New Report Reveals Major Gaps in Dutch Public Understanding of Irregular Migration
A new report published today by researchers at Utrecht University reveals widespread misconceptions among the Dutch public about irregular migration. The report highlights how political narratives and media coverage shape public attitudes far more than actual evidence.
Public Understanding and Attitudes to Irregular Migration in the Netherlands, part of the Horizon Europe funded I-CLAIM project (www.i-claim.eu), draws on a nationally representative YouGov survey of 1,052 adults conducted in February 2025. It offers the first comprehensive picture of what the Dutch public knows about irregular migration, how they define it, and how they view irregular migrants in the context of work and integration.
Dutch perceptions of irregular migration are partial, uneven and distorted.
Key findings include:
- The public overestimates the scale of irregular migration. While current estimates place irregular migrants at around 1.4–3.6% of the foreign-born population, respondents greatly overestimate this.
- Overestimation is particularly pronounced among right leaning respondents.
- Gaps in knowledge also exist regarding probable pathways into irregularity. When asked about possible scenarios leading to irregularity, the public mainly links irregular migration to unauthorised border crossings and pending asylum claims. More routine or administrative pathways such as overstaying a tourist visa or losing lawful residence after changes in employment are less often recognised as leading to irregularity.
- It was also found that children of undocumented migrants are widely perceived as invisible.

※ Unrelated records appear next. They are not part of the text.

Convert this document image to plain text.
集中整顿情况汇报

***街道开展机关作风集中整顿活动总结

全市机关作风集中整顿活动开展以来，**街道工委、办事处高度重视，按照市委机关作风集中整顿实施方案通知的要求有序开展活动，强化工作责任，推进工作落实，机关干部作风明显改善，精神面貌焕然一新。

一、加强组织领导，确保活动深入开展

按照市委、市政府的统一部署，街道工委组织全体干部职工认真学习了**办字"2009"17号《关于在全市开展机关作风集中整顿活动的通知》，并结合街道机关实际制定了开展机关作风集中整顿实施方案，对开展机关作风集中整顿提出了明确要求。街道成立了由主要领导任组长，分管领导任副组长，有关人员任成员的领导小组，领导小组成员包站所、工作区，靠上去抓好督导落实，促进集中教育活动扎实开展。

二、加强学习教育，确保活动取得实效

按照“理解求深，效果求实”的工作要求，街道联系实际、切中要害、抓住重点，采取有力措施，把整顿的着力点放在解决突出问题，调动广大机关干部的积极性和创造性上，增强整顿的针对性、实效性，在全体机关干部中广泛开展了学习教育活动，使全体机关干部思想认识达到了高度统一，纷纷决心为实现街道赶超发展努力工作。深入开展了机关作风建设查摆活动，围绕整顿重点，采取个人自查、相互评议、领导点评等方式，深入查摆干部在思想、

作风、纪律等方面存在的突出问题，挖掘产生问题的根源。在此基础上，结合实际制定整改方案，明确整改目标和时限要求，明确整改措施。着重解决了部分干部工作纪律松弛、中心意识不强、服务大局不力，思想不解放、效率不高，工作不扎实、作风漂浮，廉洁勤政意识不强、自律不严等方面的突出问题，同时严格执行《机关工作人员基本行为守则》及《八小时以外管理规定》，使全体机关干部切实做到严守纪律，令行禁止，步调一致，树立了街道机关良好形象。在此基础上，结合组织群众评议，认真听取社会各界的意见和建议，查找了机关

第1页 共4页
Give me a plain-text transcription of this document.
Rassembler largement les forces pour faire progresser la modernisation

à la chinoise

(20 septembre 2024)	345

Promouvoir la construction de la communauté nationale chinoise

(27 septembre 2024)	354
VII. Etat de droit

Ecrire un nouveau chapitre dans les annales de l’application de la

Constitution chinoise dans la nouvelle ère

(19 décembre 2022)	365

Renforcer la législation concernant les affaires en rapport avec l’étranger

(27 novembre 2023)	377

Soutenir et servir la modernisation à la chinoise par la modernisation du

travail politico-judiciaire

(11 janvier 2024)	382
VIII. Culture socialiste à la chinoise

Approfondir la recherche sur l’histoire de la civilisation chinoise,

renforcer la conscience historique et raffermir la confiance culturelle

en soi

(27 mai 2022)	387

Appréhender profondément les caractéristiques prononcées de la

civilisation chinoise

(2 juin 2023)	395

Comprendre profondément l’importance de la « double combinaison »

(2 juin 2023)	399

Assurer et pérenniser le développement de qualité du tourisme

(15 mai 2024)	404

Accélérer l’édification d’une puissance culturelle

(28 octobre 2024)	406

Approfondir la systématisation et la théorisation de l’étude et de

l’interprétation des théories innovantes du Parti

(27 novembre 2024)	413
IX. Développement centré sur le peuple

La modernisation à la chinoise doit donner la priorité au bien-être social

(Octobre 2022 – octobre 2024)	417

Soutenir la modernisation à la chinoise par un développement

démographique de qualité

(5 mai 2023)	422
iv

- Attitudes toward, and perceptions of, irregular migrants as workers were mixed. Respondents identified food delivery, construction, hospitality, cleaning, and care as the main sectors of irregular employment. They added sex work in the open questions as a sector where it was expected to have many irregular migrants working.
- In hiring experiments they expressed pragmatic preferences, favouring candidates with longer Dutch residence, good recommendations, and family ties in the country, even if irregular.
- Preferences were however shaped by racialised hierarchies with candidates from Morocco less favoured.
Dr. Ilse van Liempt, co-author of the report and I-CLAIM principal investigator says:
“Our findings show that people in the Netherlands are not necessarily hostile, but they are navigating a narrative environment where irregularity is equated with border control and asylum. This framing obscures the more routine, legal and bureaucratic ways people lose status, and it shapes public understanding far more than evidence does. It is important to be aware of this because public debate is increasingly shaped by narratives, not by facts."
If policymakers want to foster informed debate, they must address the wider ecosystem of narratives that distort public understanding.
The report also finds high levels of pragmatism and openness: respondents were more positive toward irregular migrants who showed markers of belonging, and social distance was lowest in everyday encounters such as shops or workplaces. These results, the authors argue, show that the Dutch public attitudes are far more nuanced than political rhetoric suggests.
About the report
The study forms part of the “Improving the Living and Labour Conditions of Irregularised Migrant Households in Europe” (www.i-claim.eu) study, funded by Horizon Europe and UKRI. The Dutch report contributes to a broader comparative programme investigating irregularisation processes, public attitudes, and migrant experiences across six European countries.